State and federal inspectors will begin their search at the Somis property and fan out in every direction, Commissioner Earl McPhail said. At its peak, the search could involve as many as "a couple hundred inspectors," he said.
The inspectors will look for any fowl with symptoms of the disease, such as breathing problems and muscular tremors, and will take random blood samples.
While there are no commercial chicken or egg farms in Ventura County, McPhail said many residents raise chickens at home for their eggs.
The virus, which is harmless to humans, is spread primarily when healthy birds come in contact with the fecal matter of infected birds.
The action comes on the heels of the federal government and Gov. Gray Davis both declaring a state of emergency Wednesday to contain the disease to Southern California.
The quarantine also prohibits all poultry exhibitions, which means the Ventura County Fair could be prevented from hosting its normal slate of competitions.
"If we are still under quarantine come the end of July or the first of August," McPhail said, "there will be no fowl at the fair."
Newcastle disease is a deadly avian virus that is threatening the state's $3-billion poultry business. A statewide outbreak in 1971 prompted the destruction of nearly 12 million chickens at a cost of $56 million.
The latest outbreak was discovered in backyard chicken flocks in Compton in October and in commercial poultry in December, according to the state Department of Food and Agriculture. During the last several weeks, state officials have called for the destruction of about 1.2 million chickens.

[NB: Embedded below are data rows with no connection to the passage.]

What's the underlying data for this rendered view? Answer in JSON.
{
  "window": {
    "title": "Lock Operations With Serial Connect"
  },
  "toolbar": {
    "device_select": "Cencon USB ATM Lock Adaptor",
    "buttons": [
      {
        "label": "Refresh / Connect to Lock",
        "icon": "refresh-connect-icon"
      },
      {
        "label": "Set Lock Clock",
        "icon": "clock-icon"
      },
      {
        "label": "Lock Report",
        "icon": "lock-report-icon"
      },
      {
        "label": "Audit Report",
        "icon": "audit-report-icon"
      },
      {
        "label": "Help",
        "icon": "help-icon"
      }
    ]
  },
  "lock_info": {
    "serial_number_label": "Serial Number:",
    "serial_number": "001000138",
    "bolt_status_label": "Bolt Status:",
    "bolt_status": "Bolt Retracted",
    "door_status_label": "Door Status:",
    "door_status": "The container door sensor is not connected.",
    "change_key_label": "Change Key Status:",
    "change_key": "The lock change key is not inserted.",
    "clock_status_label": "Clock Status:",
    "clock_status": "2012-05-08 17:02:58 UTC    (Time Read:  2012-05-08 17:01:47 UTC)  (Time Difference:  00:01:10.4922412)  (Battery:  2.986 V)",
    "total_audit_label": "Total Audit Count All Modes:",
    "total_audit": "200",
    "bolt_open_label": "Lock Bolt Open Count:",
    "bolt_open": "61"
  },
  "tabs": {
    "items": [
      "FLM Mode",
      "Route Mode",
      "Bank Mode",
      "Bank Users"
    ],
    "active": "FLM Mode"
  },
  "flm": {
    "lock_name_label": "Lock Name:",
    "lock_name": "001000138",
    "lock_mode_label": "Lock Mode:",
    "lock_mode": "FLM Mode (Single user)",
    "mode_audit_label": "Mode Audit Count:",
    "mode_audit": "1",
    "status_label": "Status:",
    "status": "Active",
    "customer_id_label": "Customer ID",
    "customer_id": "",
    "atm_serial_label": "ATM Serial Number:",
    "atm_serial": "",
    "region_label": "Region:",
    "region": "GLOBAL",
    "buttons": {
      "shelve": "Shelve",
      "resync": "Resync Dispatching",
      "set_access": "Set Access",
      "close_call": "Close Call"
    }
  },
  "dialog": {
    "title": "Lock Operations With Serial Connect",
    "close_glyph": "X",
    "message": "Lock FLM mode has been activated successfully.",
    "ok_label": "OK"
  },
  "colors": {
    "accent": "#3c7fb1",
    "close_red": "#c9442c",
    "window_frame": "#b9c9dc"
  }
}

Chickens in Los Angeles, Riverside, San Bernardino, San Diego and Orange counties were quarantined in late December. Wednesday's declaration expanded the quarantine area to Ventura, Santa Barbara and Imperial counties.
"The biggest concern right now is to make sure poultry and other host fowl are not moved around," McPhail said. "People who have poultry in their backyard need to make sure they don't take mud on their shoes or boots to their neighbor's house."
Quarantine violators can be fined up to $25,000.